Input fuzzing

Status: implemented behind the preview schema flag. Tracked as epic WOR-1236 and child WOR-1238.

Most tests check the happy path: given good arguments, expect a good result. A server also has to survive bad arguments. The MCP runtime-fault taxonomies (A Taxonomy of Runtime Faults in MCP Servers, arXiv:2606.05339; Real Faults in MCP Software, arXiv:2603.05637) found parameter and type-validation faults to be a recurring failure mode: a type mismatch, a missing required field, or a malformed structure that the server does not handle cleanly. The fuzzer exercises that surface.

A terminal session: mcptest fuzz drives schema-derived malformed input at every tool of the built-in evil mock, eight seeded cases each, and every tool stays well-behaved

It derives malformed argument cases from a tool's inputSchema, issues each one, and checks the server fails cleanly. The case generator runs no model and is deterministic: the same schema and seed produce the same cases, so a fuzz run is reproducible in CI.

The cases

From the schema (and, when no schema is advertised, from the shape of the base arguments) the generator builds:

omit a required field, for each field the schema marks required.
wrong type, setting a field to a value of a different type than declared.
null, setting a field to null.
oversize, a very long string or a very large array for a field of that type, and an extreme integer for a numeric field.
structural, a non-object as the whole arguments value, an empty object, and an unexpected field when additionalProperties is false.

The cases are enumerated in a stable order. When there are more than the cases budget, a seed-dependent window is taken, so a smaller budget still varies with the seed.

The oracle

The oracle is negative-path correctness, not a golden output. Each case is classified by how the call comes back:

clean: a well-formed JSON-RPC error (the server rejected bad input) or a valid result (the server accepted it). Both are fine.
crash: the transport dropped or the server died (a closed pipe, a panic).
hang: the call did not return within max_call_ms.
protocol_violation: the response was a malformed or unparseable JSON-RPC envelope.

Independently, a leak is flagged when an error response carries an internal detail (a stack trace, a source location, a secret-shaped token). The leak check is a conservative heuristic, so an ordinary "missing required argument" message does not trip it.

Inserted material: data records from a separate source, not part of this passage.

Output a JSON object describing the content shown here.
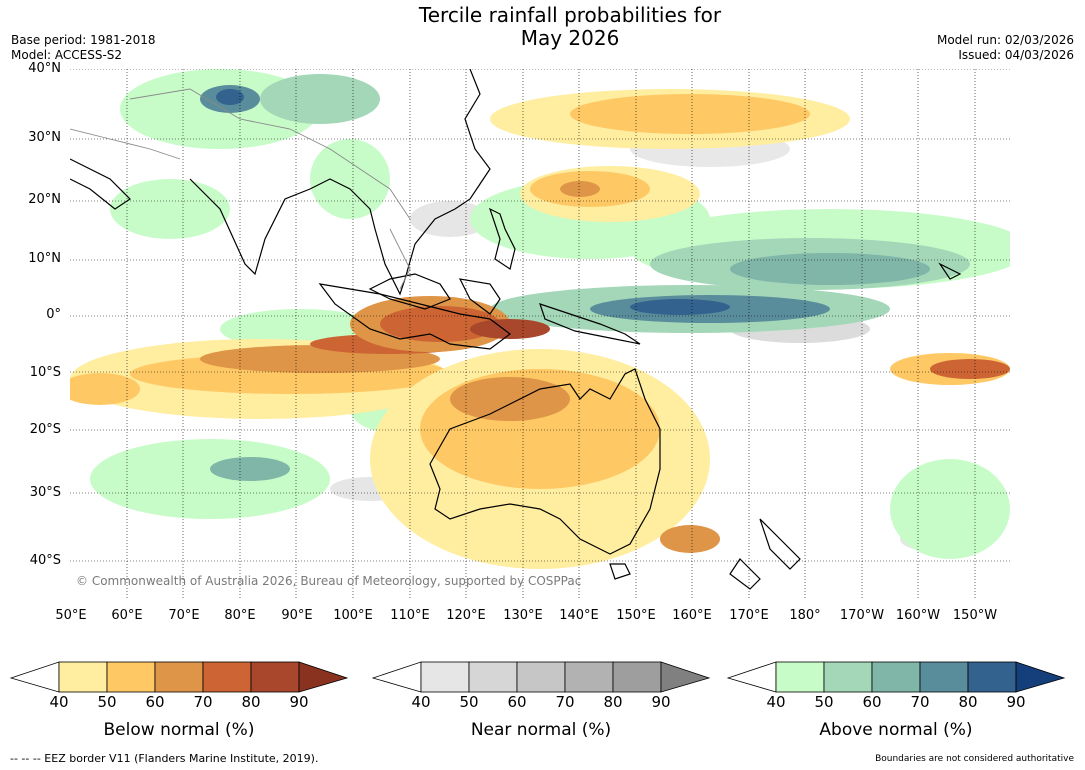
{
  "title_line1": "Tercile rainfall probabilities for",
  "title_line2": "May 2026",
  "base_period": "Base period: 1981-2018",
  "model": "Model: ACCESS-S2",
  "model_run": "Model run: 02/03/2026",
  "issued": "Issued: 04/03/2026",
  "copyright": "© Commonwealth of Australia 2026, Bureau of Meteorology, supported by COSPPac",
  "lat_labels": [
    "40°N",
    "30°N",
    "20°N",
    "10°N",
    "0°",
    "10°S",
    "20°S",
    "30°S",
    "40°S"
  ],
  "lon_labels": [
    "50°E",
    "60°E",
    "70°E",
    "80°E",
    "90°E",
    "100°E",
    "110°E",
    "120°E",
    "130°E",
    "140°E",
    "150°E",
    "160°E",
    "170°E",
    "180°",
    "170°W",
    "160°W",
    "150°W"
  ],
  "colorbars": [
    {
      "label": "Below normal (%)",
      "ticks": [
        "40",
        "50",
        "60",
        "70",
        "80",
        "90"
      ],
      "colors": [
        "#ffeda0",
        "#fec965",
        "#df9547",
        "#cc6533",
        "#a8472b",
        "#8a3220"
      ]
    },
    {
      "label": "Near normal (%)",
      "ticks": [
        "40",
        "50",
        "60",
        "70",
        "80",
        "90"
      ],
      "colors": [
        "#e6e6e6",
        "#d6d6d6",
        "#c6c6c6",
        "#b2b2b2",
        "#9e9e9e",
        "#808080"
      ]
    },
    {
      "label": "Above normal (%)",
      "ticks": [
        "40",
        "50",
        "60",
        "70",
        "80",
        "90"
      ],
      "colors": [
        "#c7fcc9",
        "#a3d7b8",
        "#80b6a8",
        "#5a8d9b",
        "#34628f",
        "#143f7a"
      ]
    }
  ],
  "footer_left": "--  --  -- EEZ border V11 (Flanders Marine Institute, 2019).",
  "footer_right": "Boundaries are not considered authoritative"
}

Assertable targets and the gate

The check exposes six targets. The names are exact.

Target	Meaning
`fuzz.cases_run`	Total cases dispatched.
`fuzz.crashes`	Cases that crashed the server or dropped the transport.
`fuzz.hangs`	Cases that did not return within `max_call_ms`.
`fuzz.protocol_violations`	Cases that returned a malformed envelope.
`fuzz.leaks`	Cases whose error response leaked an internal detail.
`fuzz.gate_passed`	1 when the report is clean, 0 otherwise.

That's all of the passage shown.